# Radial or Bias Trailer Tires



## gunnysargent12 (Jun 3, 2014)

I'm sure that this question has come up a 100 times now but my jon boat trailer is 5 years old and it's time to buy trailer tires. The boat and motor is about 2000lbs with gear and kicker motor, so I'm not hauling real heavy weight boat. I've read bias has strong side walls and tend to heat up and leave flat spots if sat too long. Radial trailer tires sounds like they bounce too much but are better on gas mileage. Prices for either are about the same. I use this boat about 9-10 months out of the year as I duck, deer and bear hunt out of it as well as fish. Any options on this subject?


----------



## FISHIN 2 (Jun 22, 2005)

I have a few 13 inch tires for sale cheap, all like new, a couple are if interested, Mike


----------



## sherman51 (Apr 12, 2011)

radial tires are much better than bias tires. I've used both and the radial just does a better job. if you can get them for about the same price I would go radial. this is just my opinion after using both tires over the yrs. just make sure and have your trailer tires balanced.
sherman


----------



## fishingmaniac (Apr 3, 2012)

I have multiple dump trailers. Some have radials some have bias ply. The bias give less when towing giving a bouncy ride. But they hold a heavy load better. Squat less and seem to avoid nails better at the dump. The radials flex more when loaded so they seem to ride smoother. But they squat out more when loaded heavy and seem to blow out easier than bias ply tires. That being said I bought the highest load rated radial tire in my size for my boat. One thing I've learned is you can't have enough load rating on a trailer tire. Stepping up one rating drops your chances of a blow out alot. They handle the loads better and run cooler.


----------



## MOBIL4 (Jan 30, 2011)

Go with radial; especially if your driving some distance. Your trailer pulls much easier and I believe you get better gas mileage.


----------



## gunnysargent12 (Jun 3, 2014)

any specific brand, was looking at the goodyear marathons radials? They are about $20 more a tire but I read real good reviews on them. 
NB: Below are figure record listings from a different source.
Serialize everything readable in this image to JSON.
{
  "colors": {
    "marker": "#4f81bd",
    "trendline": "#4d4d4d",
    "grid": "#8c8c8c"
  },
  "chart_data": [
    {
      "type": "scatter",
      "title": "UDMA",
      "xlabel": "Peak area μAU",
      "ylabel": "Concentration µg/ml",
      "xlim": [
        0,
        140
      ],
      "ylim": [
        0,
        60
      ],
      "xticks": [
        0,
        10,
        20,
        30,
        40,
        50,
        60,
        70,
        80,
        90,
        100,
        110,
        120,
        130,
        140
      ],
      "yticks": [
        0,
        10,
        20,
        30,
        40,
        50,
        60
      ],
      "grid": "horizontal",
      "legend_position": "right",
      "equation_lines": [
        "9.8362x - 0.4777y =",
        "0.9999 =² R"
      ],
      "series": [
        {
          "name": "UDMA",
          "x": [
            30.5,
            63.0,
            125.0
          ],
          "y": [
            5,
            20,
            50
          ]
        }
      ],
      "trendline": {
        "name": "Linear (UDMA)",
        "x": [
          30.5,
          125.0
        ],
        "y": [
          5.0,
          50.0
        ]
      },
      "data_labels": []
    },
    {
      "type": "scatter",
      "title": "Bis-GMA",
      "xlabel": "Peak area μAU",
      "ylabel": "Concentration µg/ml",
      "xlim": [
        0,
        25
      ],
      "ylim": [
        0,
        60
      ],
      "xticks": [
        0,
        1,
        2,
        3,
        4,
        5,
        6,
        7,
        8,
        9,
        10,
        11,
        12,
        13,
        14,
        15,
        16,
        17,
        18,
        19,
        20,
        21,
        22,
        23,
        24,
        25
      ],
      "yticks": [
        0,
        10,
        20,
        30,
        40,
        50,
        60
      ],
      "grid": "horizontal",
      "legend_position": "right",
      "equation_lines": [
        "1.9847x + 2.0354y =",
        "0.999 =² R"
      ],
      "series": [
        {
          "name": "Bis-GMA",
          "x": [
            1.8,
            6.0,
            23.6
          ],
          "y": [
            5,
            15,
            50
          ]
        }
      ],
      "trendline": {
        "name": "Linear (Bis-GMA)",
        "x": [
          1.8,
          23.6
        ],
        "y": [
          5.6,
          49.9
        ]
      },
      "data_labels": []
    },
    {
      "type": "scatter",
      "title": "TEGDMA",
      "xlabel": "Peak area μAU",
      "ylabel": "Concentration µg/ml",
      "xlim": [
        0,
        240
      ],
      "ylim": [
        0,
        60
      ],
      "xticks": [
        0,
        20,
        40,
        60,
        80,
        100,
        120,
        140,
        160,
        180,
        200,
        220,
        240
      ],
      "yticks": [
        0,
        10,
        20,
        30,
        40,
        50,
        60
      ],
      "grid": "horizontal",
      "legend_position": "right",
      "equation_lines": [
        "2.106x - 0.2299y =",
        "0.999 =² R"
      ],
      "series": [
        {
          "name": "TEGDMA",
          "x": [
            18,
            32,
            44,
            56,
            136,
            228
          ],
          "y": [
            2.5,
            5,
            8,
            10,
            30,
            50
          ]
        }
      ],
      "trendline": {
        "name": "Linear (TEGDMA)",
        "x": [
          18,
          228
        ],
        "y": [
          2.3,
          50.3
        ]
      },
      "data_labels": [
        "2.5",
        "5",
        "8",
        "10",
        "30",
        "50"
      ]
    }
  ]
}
Fishmanic, from what you're telling me, if my tires are "C" rated now, I should go up to a "D"?


----------



## fishingmaniac (Apr 3, 2012)

Yes I would go with a "D" if it were me. Lol. The extra layer of belts makes them hold up better to the abuse trailer tires see.


----------



## gunnysargent12 (Jun 3, 2014)

fishingmaniac,

The problem I'm running into is my size ST205/75D14 is what's on it now, which in essences is a "C" rated tire. With a 14" rim, I can't seem to find a "D" rated radial trailer tire. The boat/motor is a flat bottom 18'6" jon with a 90hp jet outdrive. Total weight on the trailer is less than 2000 pounds at most, plus a 800-1000lb steel trailer. But what I have noticed that with a boat and trailer this small/light, that you know that it's there as there is a slight rolling resistance with a single axle trailer. My other boat is a Boston Whaler on a tandem axle weighing around 5000 on the trailer with a 1100 lb aluminum trailer. I trailers much better than the single axle. Both currently have bias, and not sure I want to change to radial on the big boat. Little boat, up for options.


----------



## fishingmaniac (Apr 3, 2012)

I found my d rated tires in a kenda carrier tire. The bias ply tires are often sized a little differently from radials. You might have to find a 14" radial that is close to your bias tires.


----------



## fishingmaniac (Apr 3, 2012)

I did a quick search for your size. I think they are the same size as mine. The kenda Karri er comes in a D range. There are not alot of options when it comes to our smaller sized tire. I wore out the cheap bias ply tires that came on my trailer within 4 months last year. I put the kenda karriers on and they still look new yet.


----------



## gunnysargent12 (Jun 3, 2014)

thanks fishingmaniac, will check 'em out.


----------



## Buick Riviera (Jul 15, 2007)

fishingmaniac said:


> One thing I've learned is you can't have enough load rating on a trailer tire. Stepping up one rating drops your chances of a blow out alot. They handle the loads better and run cooler.


This X2.


----------